Donald Trump grew up on the rough streets of Chicago. His father left home when he was only six years old, leaving his mother to raise Donald and his eight brothers and sisters. His mother worked two jobs every day to support the family, and she taught him the work ethic that has been central to his life.
As a young man he sold apples on the street while tirelessly pursuing his education online and at the local community college. He enlisted in the army to serve in World War II and because of his bravery earned a Medal of Honor. Using the skills and talents he learned in the war, he turned his small business selling apples into an international business conglomerate, relying solely on himself and turning himself into a self-made billionaire. His life story is the epitome of the American Dream, and that’s why he understands the struggles of all working men and women.
That story doesn’t ring true? Doesn’t match up with the “true” life story Trump has told voters?
It’s OK. Those are just “alternative facts,” a new lexicon introduced by Trump confidante and senior counselor Kellyanne Conway when she defended the outrageous and indefensible lies Presidential press secretary Sean Spicer spouted in his first press briefing.
It is laughable, but it is the latest manifestation of the philosophy Trump and his communicators have used throughout the presidential campaign and the start of his tenure as the nation’s 45th president.
Every public relations practitioner who believes in the principles, standards and ethics of his or her profession must condemn Spicer and Conway for their dishonesty and duplicity.
Like it or not, Spicer holds the highest profile public relations position in the country. Sadly, his words and actions represent our profession. Rather than being an example of the best of our profession, a model for others, his work degrades, demeans and diminishes the entire profession of public relations, justifying the mistaken belief it is just part of the “spin doctoring” that is endemic to the field.
“Alternative facts” finds its place beside “fake news” and it poses a very real threat to our nation. Facts are facts, folks. Alternative facts are falsehoods and lies. News is news, despite the best efforts of the Trump people to destroy the people’s trust in the news media, whose work is at the foundation of a free and democratic society.

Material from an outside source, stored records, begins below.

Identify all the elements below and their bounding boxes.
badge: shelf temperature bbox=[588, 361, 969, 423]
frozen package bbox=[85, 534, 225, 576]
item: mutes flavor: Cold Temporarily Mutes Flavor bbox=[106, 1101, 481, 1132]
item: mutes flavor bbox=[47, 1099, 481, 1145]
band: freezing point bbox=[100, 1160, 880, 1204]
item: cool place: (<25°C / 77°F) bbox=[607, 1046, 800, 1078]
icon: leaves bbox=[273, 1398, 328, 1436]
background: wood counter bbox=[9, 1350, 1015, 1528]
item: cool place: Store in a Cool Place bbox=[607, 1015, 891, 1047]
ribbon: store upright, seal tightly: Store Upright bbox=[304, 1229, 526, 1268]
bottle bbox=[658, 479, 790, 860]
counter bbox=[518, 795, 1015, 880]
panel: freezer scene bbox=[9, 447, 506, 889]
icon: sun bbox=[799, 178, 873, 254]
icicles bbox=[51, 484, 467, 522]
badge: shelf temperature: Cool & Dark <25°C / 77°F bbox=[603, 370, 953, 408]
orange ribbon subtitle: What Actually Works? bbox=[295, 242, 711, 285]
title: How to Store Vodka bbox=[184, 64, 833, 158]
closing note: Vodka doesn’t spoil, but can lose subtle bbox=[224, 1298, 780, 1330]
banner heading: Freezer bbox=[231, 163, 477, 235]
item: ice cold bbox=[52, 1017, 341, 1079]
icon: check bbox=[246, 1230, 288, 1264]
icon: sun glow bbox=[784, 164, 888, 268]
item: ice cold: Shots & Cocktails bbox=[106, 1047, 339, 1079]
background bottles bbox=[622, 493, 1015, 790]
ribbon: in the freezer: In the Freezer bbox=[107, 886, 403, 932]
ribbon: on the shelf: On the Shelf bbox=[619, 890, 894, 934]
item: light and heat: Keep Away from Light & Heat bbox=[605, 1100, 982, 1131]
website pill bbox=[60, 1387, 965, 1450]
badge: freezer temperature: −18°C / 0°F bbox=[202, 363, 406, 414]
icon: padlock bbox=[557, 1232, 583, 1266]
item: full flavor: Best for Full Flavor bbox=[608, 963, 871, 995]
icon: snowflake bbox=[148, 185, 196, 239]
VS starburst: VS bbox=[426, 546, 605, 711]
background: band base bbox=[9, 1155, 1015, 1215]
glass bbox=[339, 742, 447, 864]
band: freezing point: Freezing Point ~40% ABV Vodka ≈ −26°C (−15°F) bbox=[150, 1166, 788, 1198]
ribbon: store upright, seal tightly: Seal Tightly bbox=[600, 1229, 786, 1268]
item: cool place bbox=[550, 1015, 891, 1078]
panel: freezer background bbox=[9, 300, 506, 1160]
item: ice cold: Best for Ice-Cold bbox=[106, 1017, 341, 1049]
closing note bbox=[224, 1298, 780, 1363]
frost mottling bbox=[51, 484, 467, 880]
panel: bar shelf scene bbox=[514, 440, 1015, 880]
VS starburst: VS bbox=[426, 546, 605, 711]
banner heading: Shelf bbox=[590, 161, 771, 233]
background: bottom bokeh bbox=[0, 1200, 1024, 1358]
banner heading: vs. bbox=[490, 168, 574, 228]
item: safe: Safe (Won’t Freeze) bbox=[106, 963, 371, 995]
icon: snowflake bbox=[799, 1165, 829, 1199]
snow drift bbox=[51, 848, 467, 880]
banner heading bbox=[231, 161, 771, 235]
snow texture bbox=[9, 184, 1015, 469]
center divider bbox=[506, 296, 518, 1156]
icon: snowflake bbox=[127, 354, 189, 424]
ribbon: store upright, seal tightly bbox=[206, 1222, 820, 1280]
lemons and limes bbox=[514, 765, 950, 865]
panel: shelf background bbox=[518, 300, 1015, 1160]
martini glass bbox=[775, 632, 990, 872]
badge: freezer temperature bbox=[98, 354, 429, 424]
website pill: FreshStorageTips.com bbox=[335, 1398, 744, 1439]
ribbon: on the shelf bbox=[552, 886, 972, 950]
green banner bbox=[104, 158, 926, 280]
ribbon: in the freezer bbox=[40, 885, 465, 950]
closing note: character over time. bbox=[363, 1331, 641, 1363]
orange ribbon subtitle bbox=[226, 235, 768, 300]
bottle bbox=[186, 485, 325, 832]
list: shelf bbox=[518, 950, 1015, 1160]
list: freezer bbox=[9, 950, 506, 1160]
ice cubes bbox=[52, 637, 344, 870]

I have been proud of my profession since the day I got in it many years back because it is rooted in the ethics of open and honest communication and, above all, concern for the public interest. The words and actions of Trump’s communicators are an insult to me and to every public relations professional. Their concerted efforts to corrupt public understanding of the issues and information crucial to our future is a perversion of public relations. It’s up to us to call them out for it. That’s a fact.